Bueno, aquí sigo todavía, y ahora qué. Pues nada, que ya he llegado a los diez años de diario. Ya está. Y mañana? Y yo que sé. Tal vez siga, o no. Todo tiene que acabar un día. «De todos modos he llegado a hoy. Y así llegaré a mi fin. De todos modos». Antonio Porchia
Ahora me siento responsable de nuestra memoria familiar, de la tuya y de la mía, de la de ambos. No podemos permitirnos que nuestros descendientes, si es que la línea genealógica sigue más allá de tu nieto Gabriel (creo que ha crecido como a ti te hubiera gustado) no sepan nada de nosotros, se lo debemos, tienen derecho a saber de dónde vienen. El mundo da igual, no hemos dejado huella en él; a ti nadie te recuerda y a mí casi tampoco y eso que todavía estoy aquí. Nunca supe el valor que tenía para ti la familia, creo que como institución te importaba muy poco y a mi menos. Sin embargo, si creo en un vínculo atávico potente, muy primario, de vísceras y sangre y ese sólo implica a la línea directa de padres e hijos; los demás parentescos son accesorios e innecesarios y sólo pueden considerarse si están marcados por el amor.

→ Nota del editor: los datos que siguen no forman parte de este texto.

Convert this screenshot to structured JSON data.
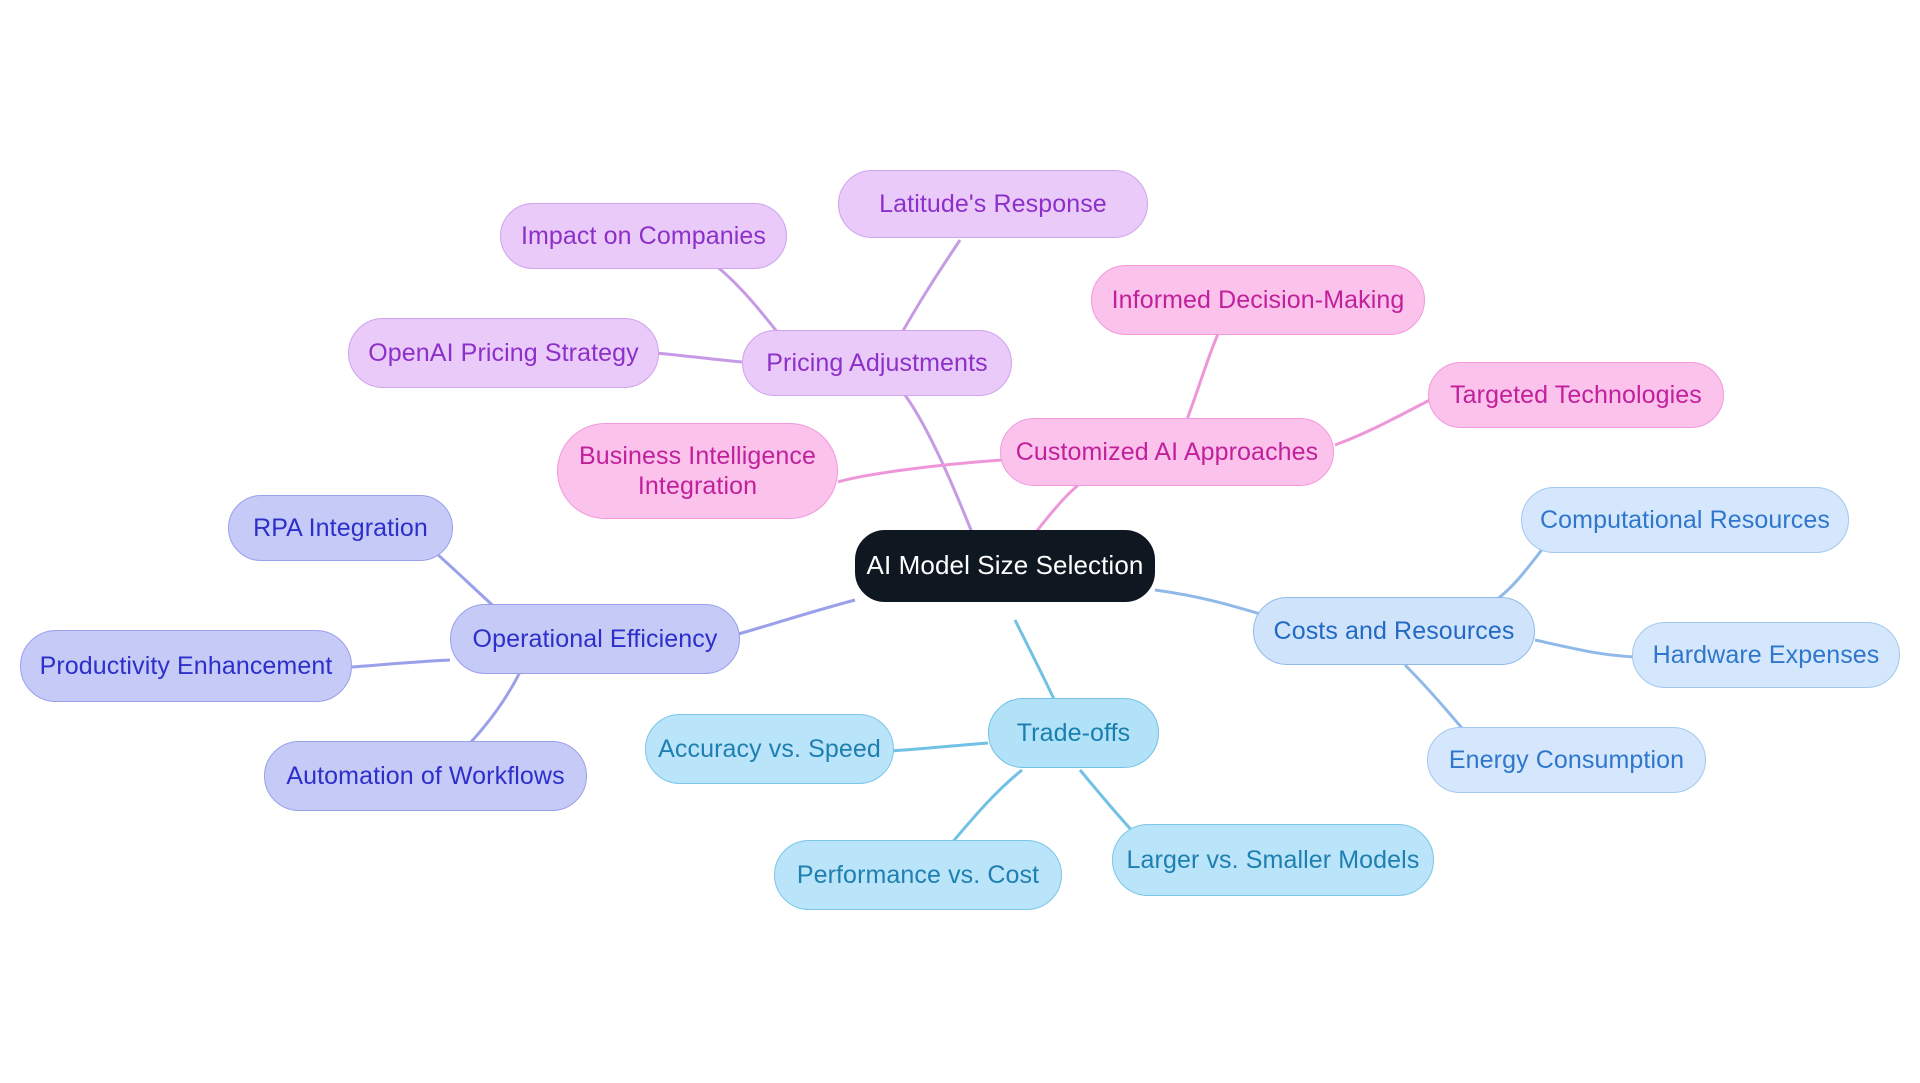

Trece de agosto, por la mañana: Edimburgo. Caminábamos lentamente, explorando, mirando, como siempre hacemos en las ciudades desconocidas. Nos paramos frente a una antigua iglesia situada dentro de un recinto al que se accedía por una gran puerta abierta. Desde el otro lado de la calle dudábamos si entrar o no. Acabábamos de empezar a recorrer la ciudad y aún no sabíamos el –tempo– que más nos convenía. Entonces se acercó a nosotros una señora de mediana edad y nos animó a entrar: -se trata de un lugar antiguo, muy interesante- dijo. La señora se marchó como había llegado, discretamente. No podíamos desoír la generosa y providencial recomendación. En el interior, un antiguo y umbroso cementerio. Las tumbas se distribuían espaciosamente en una pequeña explanada que rodeaba por dos lados a la iglesia. También se extendían, diseminadas, en otro de los lados, en una ligera pendiente que miraba hacia la ciudad monumental, cubierta de una húmeda y acogedora pradera verde, bajo frondosos y enormes árboles. El cementerio se remontaba a más de dos siglos. Tantos años, inclementes y devastadores, causaban penosos estragos en lápidas y monumentos. El polvo, la humedad y las telarañas hacían el resto. En lugares como este me siento enervado y feliz. Fotografíe con ganas e incesantemente. Quería apropiarme de su belleza abandonada, de sus formas de otro tiempo, de la pátina de olvido y de las emanaciones literarias que se desprendían de las lápidas desconchadas. Me imaginaba a las personas enterradas allí, por la época en que lo fueron, como artistas románticos, al estilo apasionado de Lord Byron. Esas febriles fabulaciones me excitaban aún más…
Colás Fuentes
TRES de septiembre y cualquier otro día
al mismo tiempo, diez, por ejemplo.
Qué más da…
pero NO, el que hoy sea tres, no da igual.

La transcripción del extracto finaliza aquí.